The defender mites are these here.
I found Hypoaspis mites to be very effective against snake mites when given the correct environment, like bio-active substrate.
Hypoaspis mites need warm humid conditions, so are not very effective in cages with paper or dry wood type substrates.


----------



## maarup (Jan 17, 2013)

*Defender Mites*

The Defender Mites you linked me to come in groups of 10,000 at a time, would that not be WAY too many for a 60cm long x 35cm tall x 30cm wide terrarium? and bio-active substrate and eco-earth, do that hold humidity well? atm. i have coconut husk stuff that holds humidity like a dream, would mites be ok in that? i might have been vague in what i wanted, i have a ivy plant and i would like to mount it in the top right corner of the terrarium, not in the substrate of the terrarium. the ivy is just for aesthetics, it would droop down over some wood that supports it. i was asking how and what i should do to make the plant terrarium safe and such.


----------



## SnakeBreeder (Mar 11, 2007)

I can’t really advise you on how to fit the ivy in as my blood pythons completely wrecked my planted setup.
Just secure it so the python can not get at the pot or dislodge the plant.
Don’t worry about the 10,000 mites in a container. The container is about the size of a tin of peas and mostly filled with vermiculite. The company does not do a smaller size. I’d just empty the whole thing in with the coconut husk stuff you mentioned. Although any eco-earth / bio-active soil that has not dried out should be fine. More defender mites just means they will Hoover up the snake mites quicker. You could also sprinkle some defender mites in other reptile cages in the room, as it is likely the snake mites have spread.


----------



## maarup (Jan 17, 2013)

*Thank you*

Thank you so much! this was my first thread on here, and i was nervous how it would go, but this is great! thank you all for the help, now my blood python wont get any of those nasty mites! here is a pic of the lucky guy!


----------



## maarup (Jan 17, 2013)

:censor: i just saw that the Defender Mites only ship to the UK D: i live in the Netherlands, so that is a bit problematic. guh, off to google


----------



## plasma234 (Feb 27, 2013)

image doesnt show. try this


Googled blood python, f:censor:k me they are hefty looking things :lol2: 

My concerns would be about lighting, what are you currently using?


----------



## maarup (Jan 17, 2013)

*er*

er, lighting? i was planning to keep it by the window, like normal house plants.

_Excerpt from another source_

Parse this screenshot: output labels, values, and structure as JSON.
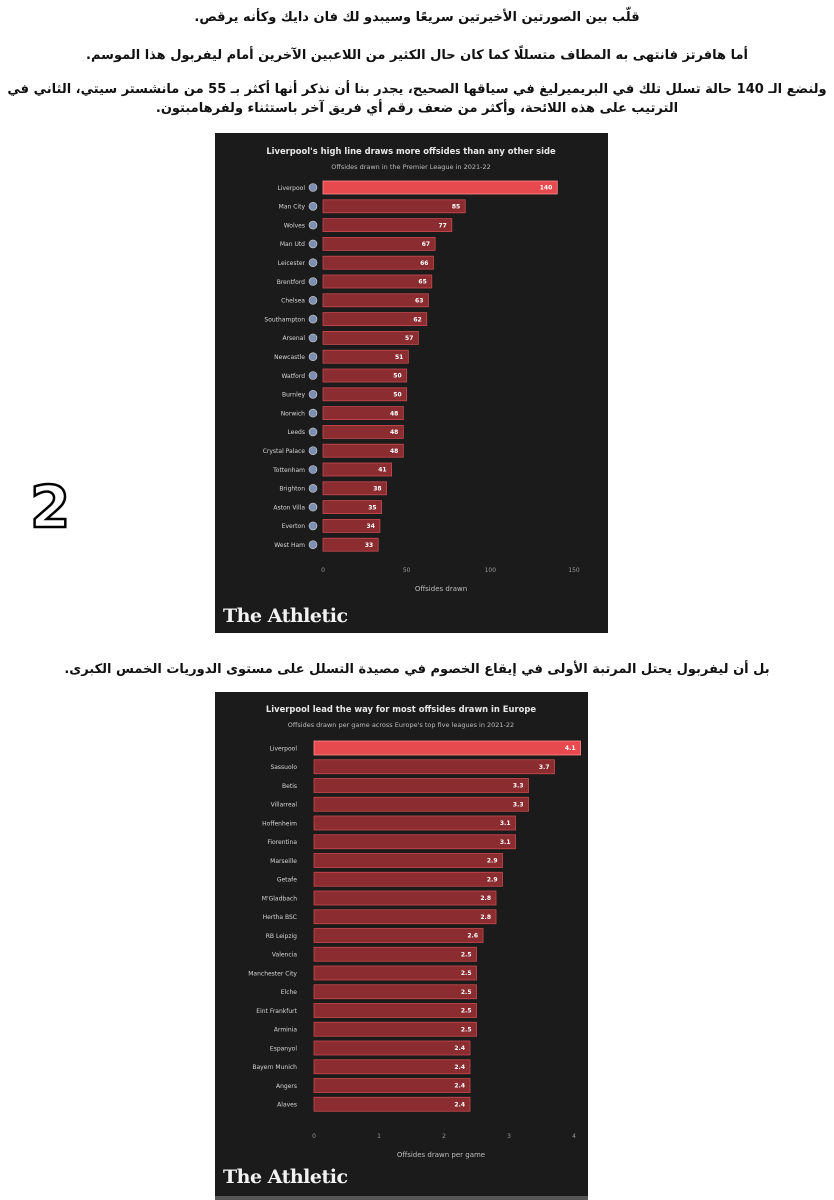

If i must i could buy some kind of lamp? what kind of lamp/bulb would be needed? i am not really after the plant growing so much, more keeping it alive and at its current size.


----------



## SnakeBreeder (Mar 11, 2007)

I use "GroLux" tubes, width size T8 and 2 foot long. Details 
If you cant get a supplier to send you Hypoaspis Miles mites give me a PM.
I could get them sent to me then post them on to you if you really want them. I'll just have to check it's ok to send them abroad and check postal costs.


----------



## maarup (Jan 17, 2013)

Thank you so much Snake Breeder, but i found a supplier here. Sadly they demand 35 euro for 1,000 pcs (this is right? roofmijt tegen spint ) they look kinda scary D:


----------



## SnakeBreeder (Mar 11, 2007)

maarup said:


> Thank you so much Snake Breeder, but i found a supplier here. Sadly they demand 35 euro for 1,000 pcs (this is right? roofmijt tegen spint ) they look kinda scary D:


You're welcome.
Glad you found a supplier but they seem expensive.
To be honest I'm not sue what they look like as they are tiny.
I'm sure they will work for you in a bio-active cage


----------



## maarup (Jan 17, 2013)

thank you all, again. tomorrow at 10:00 i will be at the Houten Reptile Expo and i will finally have my blood python (brought and bought from a guy on here in England!) RFUK is a truly amazing place.


----------